El candidato republicano, Donald Trump, durante su intervención en el segundo debate en Washington University en St. Louis, Missouri. (Rick Wilking/AFP/Getty Images)
El candidato republicano, Donald Trump, durante su intervención en el segundo debate en Washington University en St. Louis, Missouri. (Rick Wilking/AFP/Getty Images)

¿Existe una relación directa entre la candidatura de Trump y la imagen de EE UU?

Acababa de corregir la impresión de una mujer de que los sondeos sobre la elección presidencial de Estados Unidos daban un resultado dividido al 50% (no es verdad; Hillary Clinton ha estado siempre por delante, aunque a veces por escaso margen), cuando ella me replicó con una verdad muy incómoda: el hecho de que Donald Trump sea el candidato republicano dice mucho de los estadounidenses.

La candidatura de Trump me ha proporcionado numerosos momentos de bochorno en fiestas, en mis clases, en todas mis conversaciones con gente en Madrid durante el último año.

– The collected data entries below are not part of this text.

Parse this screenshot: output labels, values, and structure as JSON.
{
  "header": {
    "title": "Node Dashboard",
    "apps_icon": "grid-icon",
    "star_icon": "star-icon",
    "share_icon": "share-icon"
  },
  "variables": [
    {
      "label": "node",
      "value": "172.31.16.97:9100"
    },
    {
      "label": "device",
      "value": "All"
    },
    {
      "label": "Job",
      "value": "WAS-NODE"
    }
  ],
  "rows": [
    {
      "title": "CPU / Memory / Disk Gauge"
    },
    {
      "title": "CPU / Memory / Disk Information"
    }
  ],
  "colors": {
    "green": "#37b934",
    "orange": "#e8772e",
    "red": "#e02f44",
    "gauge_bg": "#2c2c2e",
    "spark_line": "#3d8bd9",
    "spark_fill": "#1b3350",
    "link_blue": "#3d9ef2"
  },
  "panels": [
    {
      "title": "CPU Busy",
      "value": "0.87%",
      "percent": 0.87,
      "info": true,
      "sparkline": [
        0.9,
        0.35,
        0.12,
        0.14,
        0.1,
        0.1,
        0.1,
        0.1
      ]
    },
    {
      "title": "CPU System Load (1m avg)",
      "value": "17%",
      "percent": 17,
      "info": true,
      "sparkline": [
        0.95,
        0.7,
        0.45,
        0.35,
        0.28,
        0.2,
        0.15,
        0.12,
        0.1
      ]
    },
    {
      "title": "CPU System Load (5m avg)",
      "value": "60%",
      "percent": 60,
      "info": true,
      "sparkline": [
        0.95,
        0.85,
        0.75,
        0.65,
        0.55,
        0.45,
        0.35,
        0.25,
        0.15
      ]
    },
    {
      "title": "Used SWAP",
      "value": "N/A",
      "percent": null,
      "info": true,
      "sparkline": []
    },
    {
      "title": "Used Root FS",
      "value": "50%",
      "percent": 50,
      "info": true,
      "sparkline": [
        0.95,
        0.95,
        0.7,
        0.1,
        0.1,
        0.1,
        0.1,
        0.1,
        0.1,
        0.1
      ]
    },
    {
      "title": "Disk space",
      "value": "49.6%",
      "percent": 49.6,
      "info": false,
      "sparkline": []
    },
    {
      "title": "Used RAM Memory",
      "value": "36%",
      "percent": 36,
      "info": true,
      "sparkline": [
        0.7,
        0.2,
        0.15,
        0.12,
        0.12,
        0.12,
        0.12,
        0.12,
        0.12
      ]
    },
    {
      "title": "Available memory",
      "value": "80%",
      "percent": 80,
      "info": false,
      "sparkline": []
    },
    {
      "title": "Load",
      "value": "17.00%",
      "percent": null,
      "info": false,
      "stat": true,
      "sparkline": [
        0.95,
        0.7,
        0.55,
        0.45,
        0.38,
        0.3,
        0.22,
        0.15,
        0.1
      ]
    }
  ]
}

Respecto a las primarias republicanas, puedo explicar que sólo votó alrededor del 15% del electorado y que la mayor parte del tiempo los votos se repartieron entre varios candidatos, así que, en realidad, fue un grupo muy reducido el que permitió su nominación.

Pero ahora que estamos en plena campaña para las elecciones generales, y ya hemos visto dos debates, resulta mucho más difícil explicar el respaldo que obtiene, que en el momento de escribir estas líneas está en el 43,5%, según la encuesta nacional agregada de FiveThirtyEight.com, frente al 48,3% de Clinton. Y esto ahora que Clinton está subiendo después del primer debate, en el que supo provocar a Trump hasta estallar en un ataque de furia que fue agravándose en mítines y en Twitter a medida que pasaban los días.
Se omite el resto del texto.